Too many Richards*

*that’s not a euphemism.

There are also too many Edwards, Edmunds and Henrys (and many of them are Richards by nature – and that is a euphemism) in my current obsession: Wars of the Roses.

It all started with my first Philippa Gregory novel, The Lady of the Rivers. (Just as my Ned obsession started with a novel.)

Then I read the next book.

Then found the TV series on DVD based on the two Gregory books. Oh, and the fabulous, must-see, BBC series The Hollow Crown. Series 1 is Richard II, Henry IV Parts 1 and 2 and Henry V. Series 2 is the Wars of the Roses with Henry VI Parts 1, 2 and 3 and Richard III. Absolutely brilliant.

And then I borrowed some non-fiction, including one with contribution by Philippa Gregory.

More non-fiction followed.

I bought a T-shirt on my recent cruise trip because it had a red rose on it. (Although I am a Yorkist, so white rose is really the one for me.)

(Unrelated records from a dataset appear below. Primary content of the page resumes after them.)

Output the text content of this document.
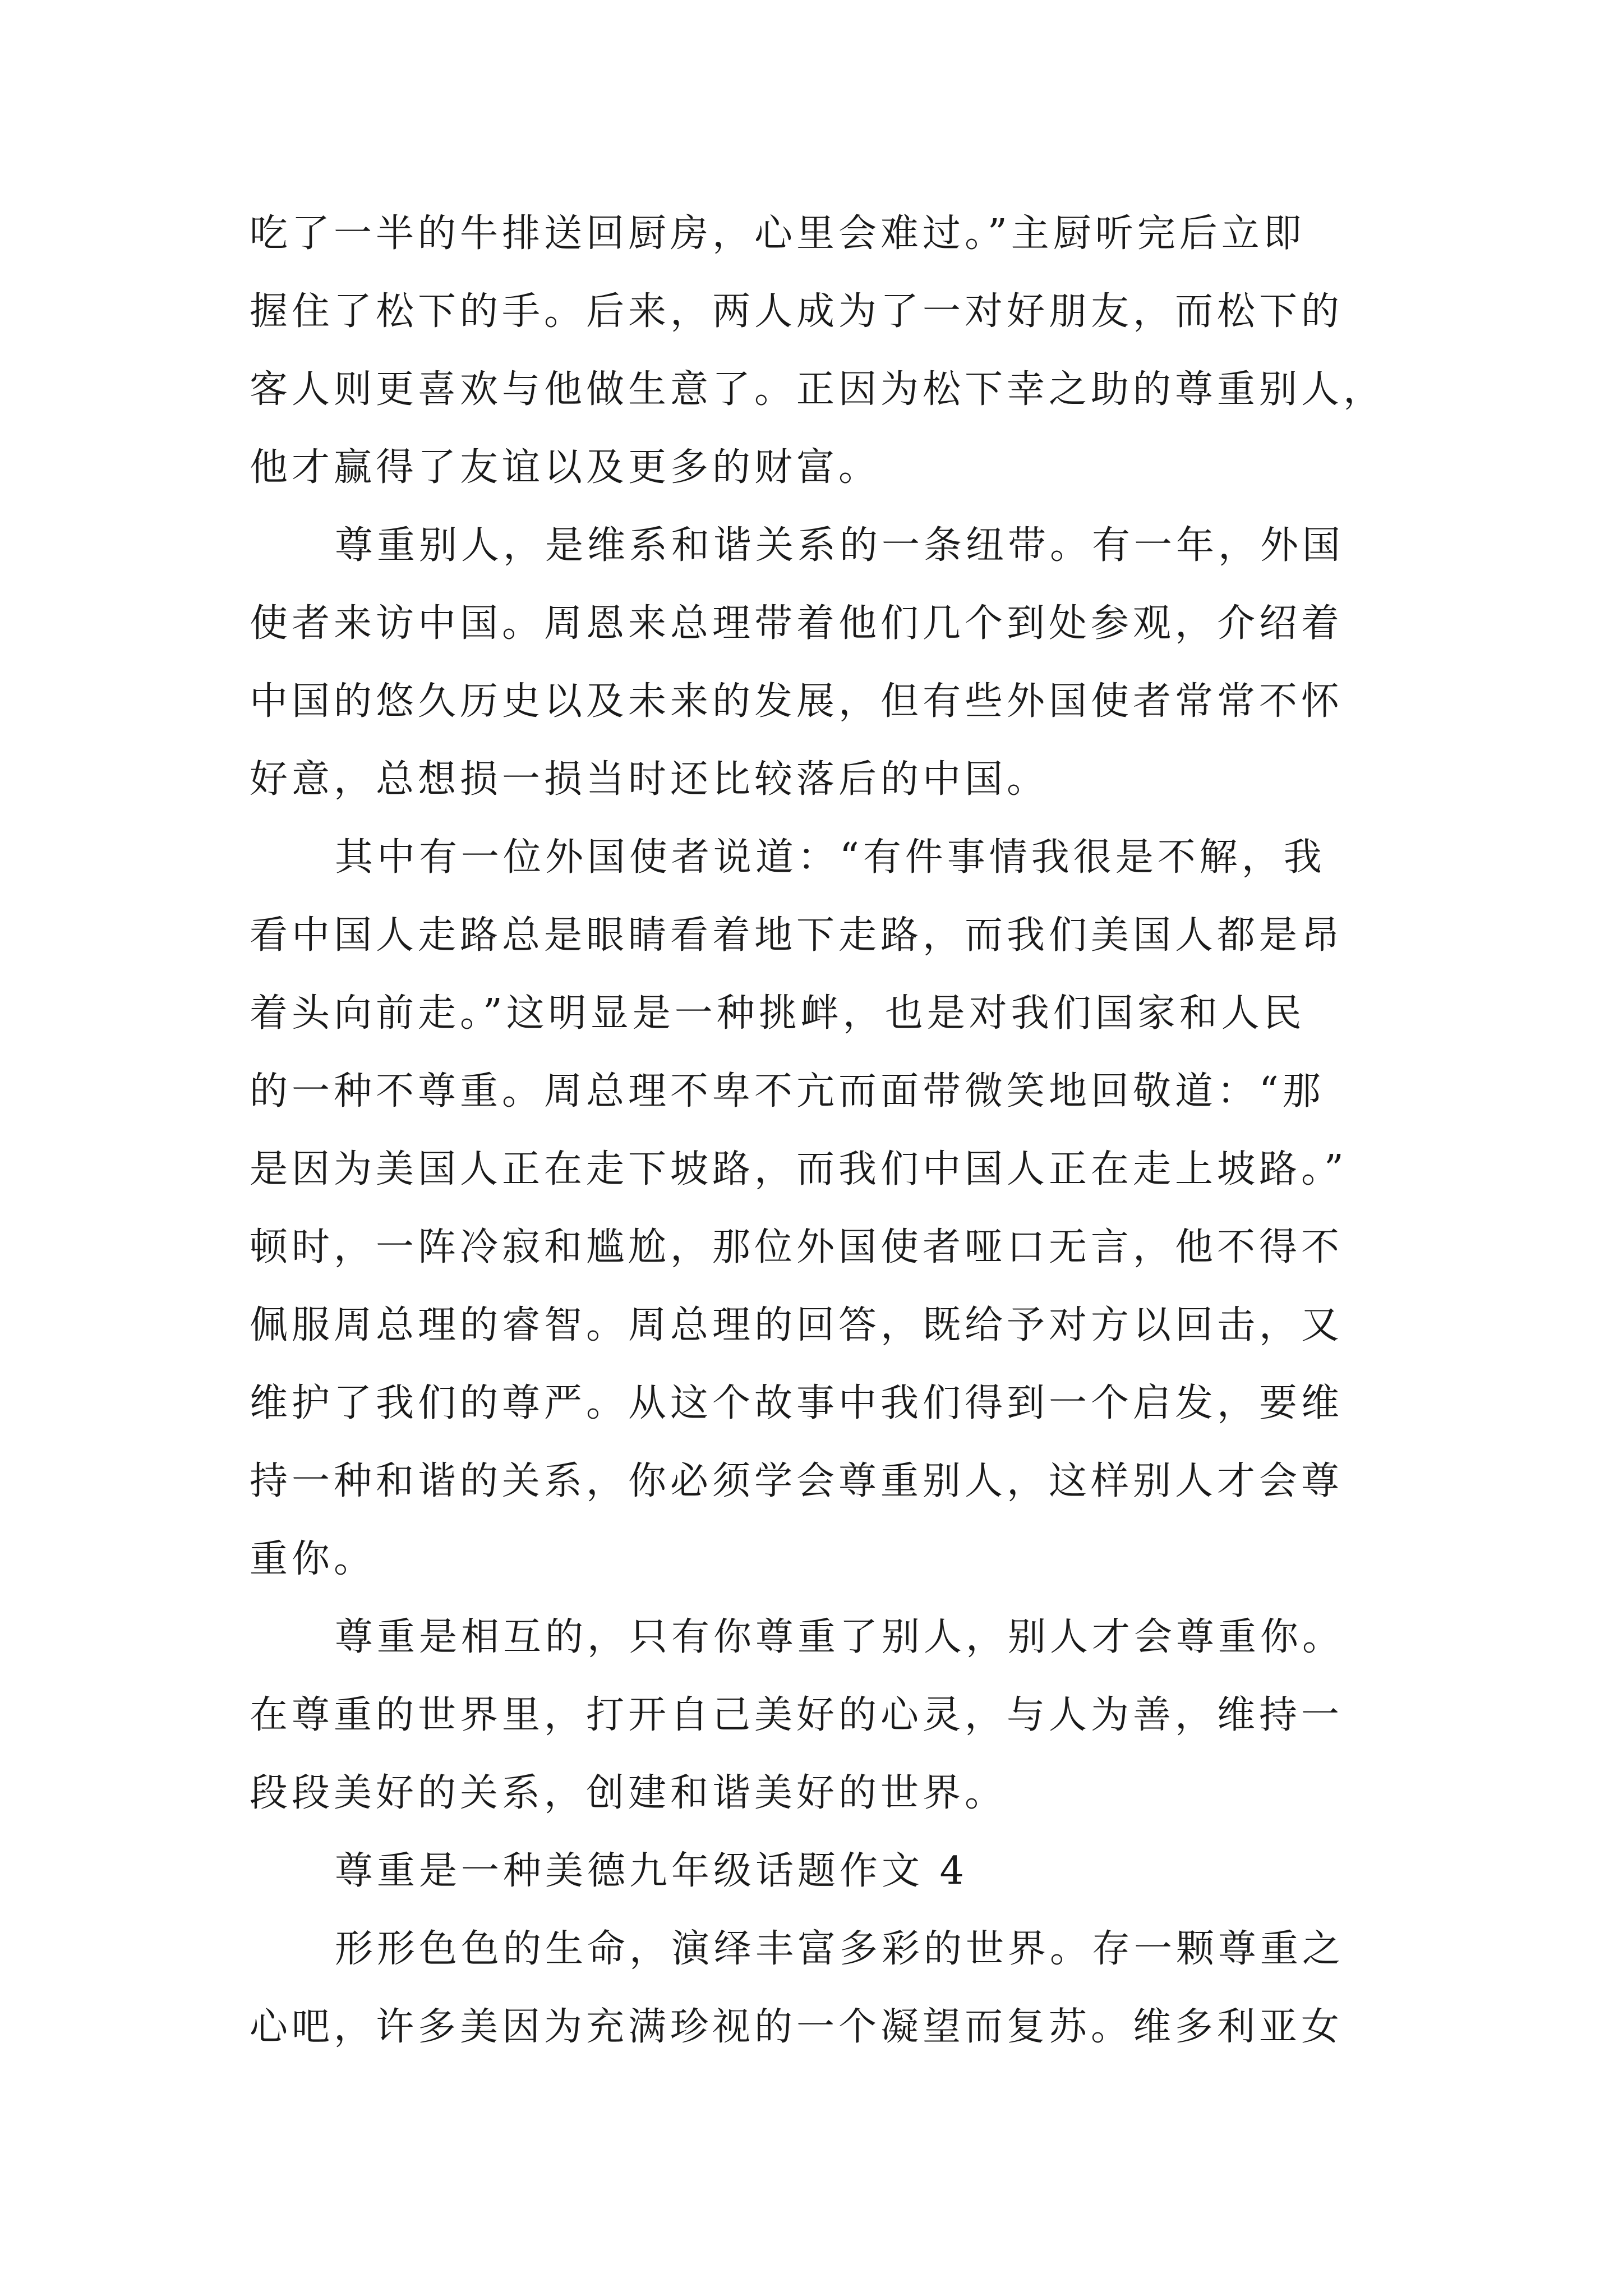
吃了一半的牛排送回厨房，心里会难过。”主厨听完后立即
握住了松下的手。后来，两人成为了一对好朋友，而松下的
客人则更喜欢与他做生意了。正因为松下幸之助的尊重别人，
他才赢得了友谊以及更多的财富。
尊重别人，是维系和谐关系的一条纽带。有一年，外国
使者来访中国。周恩来总理带着他们几个到处参观，介绍着
中国的悠久历史以及未来的发展，但有些外国使者常常不怀
好意，总想损一损当时还比较落后的中国。
其中有一位外国使者说道：“有件事情我很是不解，我
看中国人走路总是眼睛看着地下走路，而我们美国人都是昂
着头向前走。”这明显是一种挑衅，也是对我们国家和人民
的一种不尊重。周总理不卑不亢而面带微笑地回敬道：“那
是因为美国人正在走下坡路，而我们中国人正在走上坡路。”
顿时，一阵冷寂和尴尬，那位外国使者哑口无言，他不得不
佩服周总理的睿智。周总理的回答，既给予对方以回击，又
维护了我们的尊严。从这个故事中我们得到一个启发，要维
持一种和谐的关系，你必须学会尊重别人，这样别人才会尊
重你。
尊重是相互的，只有你尊重了别人，别人才会尊重你。
在尊重的世界里，打开自己美好的心灵，与人为善，维持一
段段美好的关系，创建和谐美好的世界。
尊重是一种美德九年级话题作文 4
形形色色的生命，演绎丰富多彩的世界。存一颗尊重之
心吧，许多美因为充满珍视的一个凝望而复苏。维多利亚女
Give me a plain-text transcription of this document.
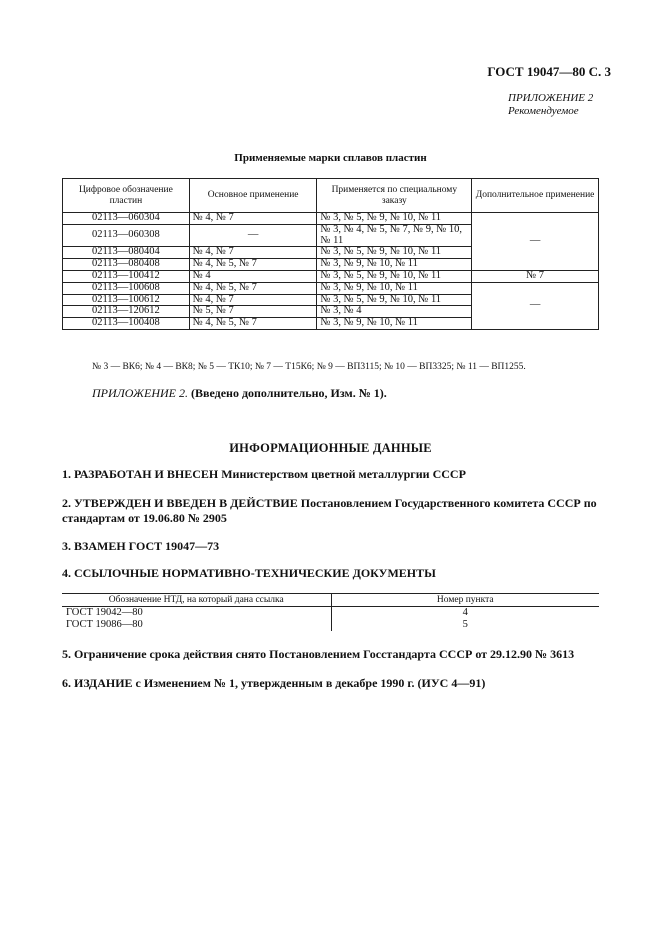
ГОСТ 19047—80 С. 3
ПРИЛОЖЕНИЕ 2
Рекомендуемое
Применяемые марки сплавов пластин
Цифровое обозначение пластин	Основное применение	Применяется по специальному заказу	Дополнительное применение
02113—060304	№ 4, № 7	№ 3, № 5, № 9, № 10, № 11	—
02113—060308	—	№ 3, № 4, № 5, № 7, № 9, № 10, № 11	
02113—080404	№ 4, № 7	№ 3, № 5, № 9, № 10, № 11	
02113—080408	№ 4, № 5, № 7	№ 3, № 9, № 10, № 11	
02113—100412	№ 4	№ 3, № 5, № 9, № 10, № 11	№ 7
02113—100608	№ 4, № 5, № 7	№ 3, № 9, № 10, № 11	—
02113—100612	№ 4, № 7	№ 3, № 5, № 9, № 10, № 11	
02113—120612	№ 5, № 7	№ 3, № 4	
02113—100408	№ 4, № 5, № 7	№ 3, № 9, № 10, № 11	
№ 3 — ВК6; № 4 — ВК8; № 5 — ТК10; № 7 — Т15К6; № 9 — ВП3115; № 10 — ВП3325; № 11 — ВП1255.
ПРИЛОЖЕНИЕ 2. (Введено дополнительно, Изм. № 1).
ИНФОРМАЦИОННЫЕ ДАННЫЕ
1. РАЗРАБОТАН И ВНЕСЕН Министерством цветной металлургии СССР
2. УТВЕРЖДЕН И ВВЕДЕН В ДЕЙСТВИЕ Постановлением Государственного комитета СССР по стандартам от 19.06.80 № 2905
3. ВЗАМЕН ГОСТ 19047—73
4. ССЫЛОЧНЫЕ НОРМАТИВНО-ТЕХНИЧЕСКИЕ ДОКУМЕНТЫ
Обозначение НТД, на который дана ссылка	Номер пункта
ГОСТ 19042—80	4
ГОСТ 19086—80	5
5. Ограничение срока действия снято Постановлением Госстандарта СССР от 29.12.90 № 3613
6. ИЗДАНИЕ с Изменением № 1, утвержденным в декабре 1990 г. (ИУС 4—91)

Mr S bought me a piece of costume jewellery, a bracelet with charms from the novels.

I’ve found a tour I want to go on when we go to the UK.

But you know, there’s just too many people with too few names. I found the same problem when reading Wolf Hall, except then it was Thomas and Henry.

To complicate the matter, they nearly all have other names, their Lord of or Earl of name; their nickname; and worse, their duke of name AND their earl of name AND the name they took after they became king.

This year I am going to see one of the oldest English crowns, that of Margaret of York, sister the first Yorkist king. The crown is in Äachen. (The other oldest surviving crown is also in Germany.)

Back to all the Richards. Look at this paragraph. The York who is worried, is Richard, Duke of York. And his allies, share the same first and last name. I mean really?!?

But I can beat that. On another page they mentioned four Richards, all of whom also have other names: the two Richard Nevilles, Richard Neville, Earl of Salisbury and his son Richard Neville, Earl of Warwick, also called the Kingmaker; Richard, Duke of York; and Richard Woodville, Lord Rivers.

But what would an obsession be if there weren’t things to fume over?

And who knew it was the Wars of the Roses not the War of the Roses? I mean the Hundred Years War is called one war, yet these skirmishes are given the “honorific” of wars.

12 thoughts on “Too many Richards*

  1. As per usual I am enlightened by your posts. No, I didn’t know it was “wars” and have been saying it incorrectly all this time.
    And I agree about the confusion with names. It would be enough to make me give up ( and did, in the Wolf Hall book). And yet I managed to binge my way superbly through a Spanish soapie on Netflix, where all the characters had the same names I had previously watched in a different soapie- Pablo, Alicia, Carlos, Miguel, Mario. No problems but I guess I’m lucky they weren’t all just Pablo’s.

    • My tongue struggles around Wars of the Roses. Doesn’t come naturally.

      Wanna learn something else new: at the Battle of Agincourt (ok, before Roses era) many of the English longbow archers were without pants. Because they were sick and they could keep firing without worrying about the poo running down.

  2. Thats a lot of information! Everyone must know a Richard. In my mum’s family the eldest boy was always William Henry and the girl Emily – there was never any choice for names it was a given! My sister remarried and has now become a Smith which is very common here – they get funny looks when registering at Hotels.
    At work we had many Asian clients and it seems the women are nearly always Bibi – it can be a first or second name and they alternate it too and it can be quite different to their husbands surname. It is no good for todays modern databases – can you imagine how hard it was to search for a client named Bibi.

  3. Before I retired, I used to work with a director whose name was Richard. I frequently had to remind him to stop living up to his name. 🙂

  4. That tour looks fascinating! I would also need a tour guide to explain the book with so many Richards! It’s like that with Game of Thrones. My husband has to provide commentary to remind me of who is linked where and what the backstory was. I can see how the intrigues and moves and counter-moves would be addictive, though!

    How’s that pants-free history fact! 🤣

    • Game of Thrones is apparently based on Wars of the Roses. I got the characters on the Lord of the Rings movies mixed up. Many looked similar. Strange names which are also similar. Luckily Mr S explains things to me.

  5. When I read books like that, I sometimes stop trying to remember who’s who and make notes for myself. But I’m not sure if it would help in this case! Growing up, I knew a few guys called Rick or Ricky and one Richard. But an uncommon name now.